Dealing with this issue might be simpler said than done. Despite the introduction of awareness campaigns, incidences of salmonella in carcasses at slaughter have not changed greatly over the last few years. Particularly in countries which have a large outdoor pig population, such as the UK, the problem is made more acute due to the fact that feed is open to contamination by birds and wildlife.
Measures to control salmonella, including vaccination, stricter hygiene management in abattoirs and treatment of feed with organic acids, have had relatively little effect on infection levels. However, with legislators, end-customers and consumers focusing on this area of concern, pig producers and processors must ensure that they are aware of the requirements of the legislation and bear in mind that achieving good control will take time.
Producers must consider how best to tackle pathogens effectively and cost-effectively. All potential sources of contamination such as rodents, humans, insects, birds, water and feed, as well as transport and lairage should be reviewed and control programmemes implemented or revised where necessary. Critically, feed should only be purchased from suppliers who are fully accredited and treat their products with an effective biocide to prevent recontamination by pathogens as it passes to the farm.

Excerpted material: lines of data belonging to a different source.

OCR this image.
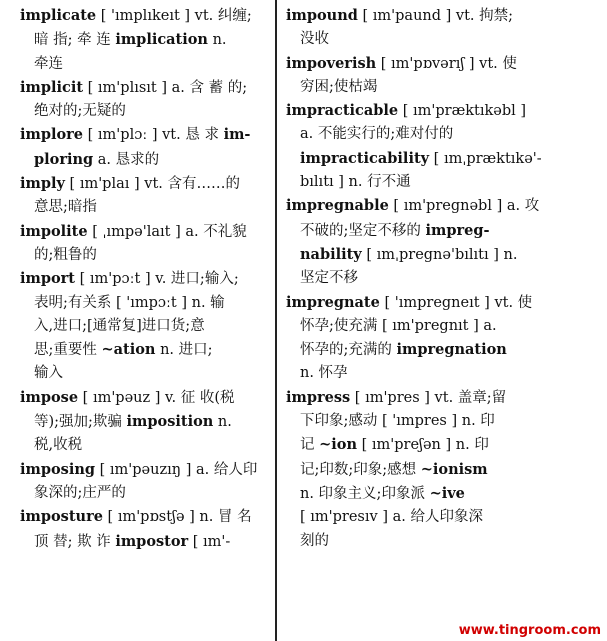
implicate [ 'ımplıkeıt ] vt. 纠缠;
暗 指; 牵 连 implication n.
牵连
implicit [ ım'plısıt ] a. 含 蓄 的;
绝对的;无疑的
implore [ ım'plɔː ] vt. 恳 求 im-
ploring a. 恳求的
imply [ ım'plaı ] vt. 含有……的
意思;暗指
impolite [ ˌımpə'laıt ] a. 不礼貌
的;粗鲁的
import [ ım'pɔːt ] v. 进口;输入;
表明;有关系 [ 'ımpɔːt ] n. 输
入,进口;[通常复]进口货;意
思;重要性 ~ation n. 进口;
输入
impose [ ım'pəuz ] v. 征 收(税
等);强加;欺骗 imposition n.
税,收税
imposing [ ım'pəuzıŋ ] a. 给人印
象深的;庄严的
imposture [ ım'pɒstʃə ] n. 冒 名
顶 替; 欺 诈 impostor [ ım'-
impound [ ım'paund ] vt. 拘禁;
没收
impoverish [ ım'pɒvərıʃ ] vt. 使
穷困;使枯竭
impracticable [ ım'præktıkəbl ]
a. 不能实行的;难对付的
impracticability [ ımˌpræktıkə'-
bılıtı ] n. 行不通
impregnable [ ım'pregnəbl ] a. 攻
不破的;坚定不移的 impreg-
nability [ ımˌpregnə'bılıtı ] n.
坚定不移
impregnate [ 'ımpregneıt ] vt. 使
怀孕;使充满 [ ım'pregnıt ] a.
怀孕的;充满的 impregnation
n. 怀孕
impress [ ım'pres ] vt. 盖章;留
下印象;感动 [ 'ımpres ] n. 印
记 ~ion [ ım'preʃən ] n. 印
记;印数;印象;感想 ~ionism
n. 印象主义;印象派 ~ive
[ ım'presıv ] a. 给人印象深
刻的
www.tingroom.com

Feedstuffs are sometimes heat-treated, but the effectiveness of this technique is considerably influenced by constituents in the feed, especially fats and water, the level and homogeneity of contamination, the temperature profile throughout the feed batch/individual particles and the minimum treatment period. Consequently, it may be over-estimated, while other potential drawbacks include damage to vitamins/nutrients and the lack of any residual effect, so heat-treated feed may actually be more susceptible to pathogen recontamination than the original ingredients.

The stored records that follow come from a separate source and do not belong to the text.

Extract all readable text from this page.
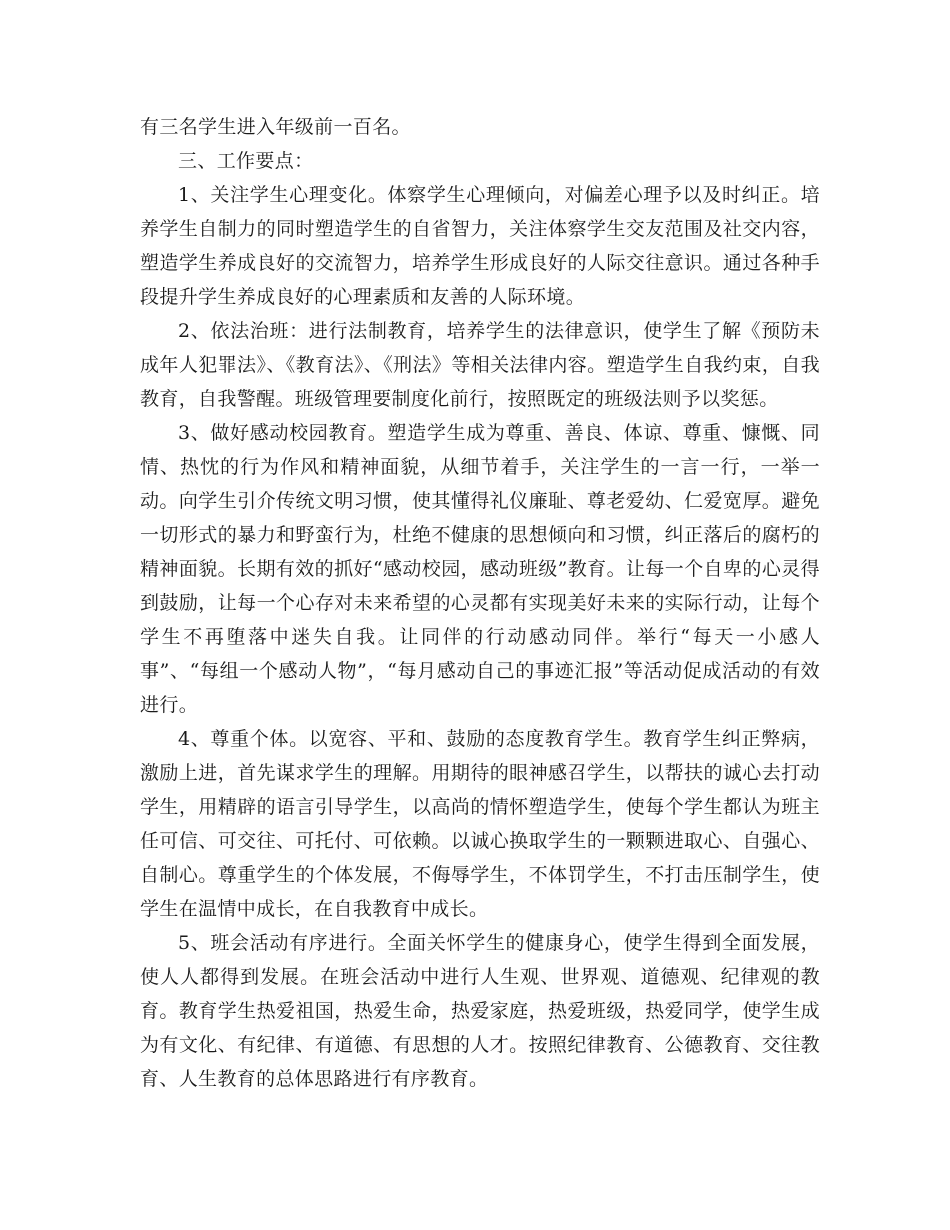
有三名学生进入年级前一百名。

三、工作要点：

1、关注学生心理变化。体察学生心理倾向，对偏差心理予以及时纠正。培养学生自制力的同时塑造学生的自省智力，关注体察学生交友范围及社交内容，塑造学生养成良好的交流智力，培养学生形成良好的人际交往意识。通过各种手段提升学生养成良好的心理素质和友善的人际环境。

2、依法治班：进行法制教育，培养学生的法律意识，使学生了解《预防未成年人犯罪法》、《教育法》、《刑法》等相关法律内容。塑造学生自我约束，自我教育，自我警醒。班级管理要制度化前行，按照既定的班级法则予以奖惩。

3、做好感动校园教育。塑造学生成为尊重、善良、体谅、尊重、慷慨、同情、热忱的行为作风和精神面貌，从细节着手，关注学生的一言一行，一举一动。向学生引介传统文明习惯，使其懂得礼仪廉耻、尊老爱幼、仁爱宽厚。避免一切形式的暴力和野蛮行为，杜绝不健康的思想倾向和习惯，纠正落后的腐朽的精神面貌。长期有效的抓好“感动校园，感动班级”教育。让每一个自卑的心灵得到鼓励，让每一个心存对未来希望的心灵都有实现美好未来的实际行动，让每个学生不再堕落中迷失自我。让同伴的行动感动同伴。举行“每天一小感人事”、“每组一个感动人物”，“每月感动自己的事迹汇报”等活动促成活动的有效进行。

4、尊重个体。以宽容、平和、鼓励的态度教育学生。教育学生纠正弊病，激励上进，首先谋求学生的理解。用期待的眼神感召学生，以帮扶的诚心去打动学生，用精辟的语言引导学生，以高尚的情怀塑造学生，使每个学生都认为班主任可信、可交往、可托付、可依赖。以诚心换取学生的一颗颗进取心、自强心、自制心。尊重学生的个体发展，不侮辱学生，不体罚学生，不打击压制学生，使学生在温情中成长，在自我教育中成长。

5、班会活动有序进行。全面关怀学生的健康身心，使学生得到全面发展，使人人都得到发展。在班会活动中进行人生观、世界观、道德观、纪律观的教育。教育学生热爱祖国，热爱生命，热爱家庭，热爱班级，热爱同学，使学生成为有文化、有纪律、有道德、有思想的人才。按照纪律教育、公德教育、交往教育、人生教育的总体思路进行有序教育。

The EFSA found that a formaldehyde-based feed treatment provides a viable alternative to heat treatment. Crucially, EFSA also found that it had a residual protective effect, thereby helping to prevent salmonella and other pathogen recontamination in the mill, during transport and on farm. Furthermore, the United States Food and Drug Administration (FDA) approved a label claim that it ‘keeps feed salmonella -negative for up to 21 days’ while other studies have demonstrated the superior effectiveness of a formaldehyde-based product over acid-based preservatives.
In the UK, research at the Department of Food and Environmental Safety, Veterinary Laboratories Agency investigated the treatment of animal feedstuffs with organic acids and formaldehyde. It found large variations in their efficacy and effects in terms of masking salmonella during culture.

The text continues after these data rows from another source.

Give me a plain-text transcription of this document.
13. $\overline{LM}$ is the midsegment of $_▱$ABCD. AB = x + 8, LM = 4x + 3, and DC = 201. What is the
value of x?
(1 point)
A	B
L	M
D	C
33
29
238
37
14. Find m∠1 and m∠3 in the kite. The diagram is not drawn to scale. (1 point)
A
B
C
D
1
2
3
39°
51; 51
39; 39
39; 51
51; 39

Figure 1 shows the results of four treatments. Treatment A consisted of a liquid antimicrobial product containing formaldehyde, propionic acids and natural terpenes. Treatment B was an organic acid preservative liquid containing formic and propionic acids, while treatments C (liquid) and D (granular), also organic acid preservatives, had an almost identical composition, both consisting of propionic, formic and sorbic acids.
The efficacy scale (on the Y axis) is a negative scale so a product that is 100% efficacious has a zero score, while the masking scale (on the X axis) runs from 0 to 100%.
The approach which achieved by far the best salmonella kill was treatment A, i.e. the liquid antimicrobial product containing formaldehyde, propionic acids and natural terpenes. A also showed very little masking, while products B, C and D showed poor efficacy in killing salmonella and quite high levels of masking.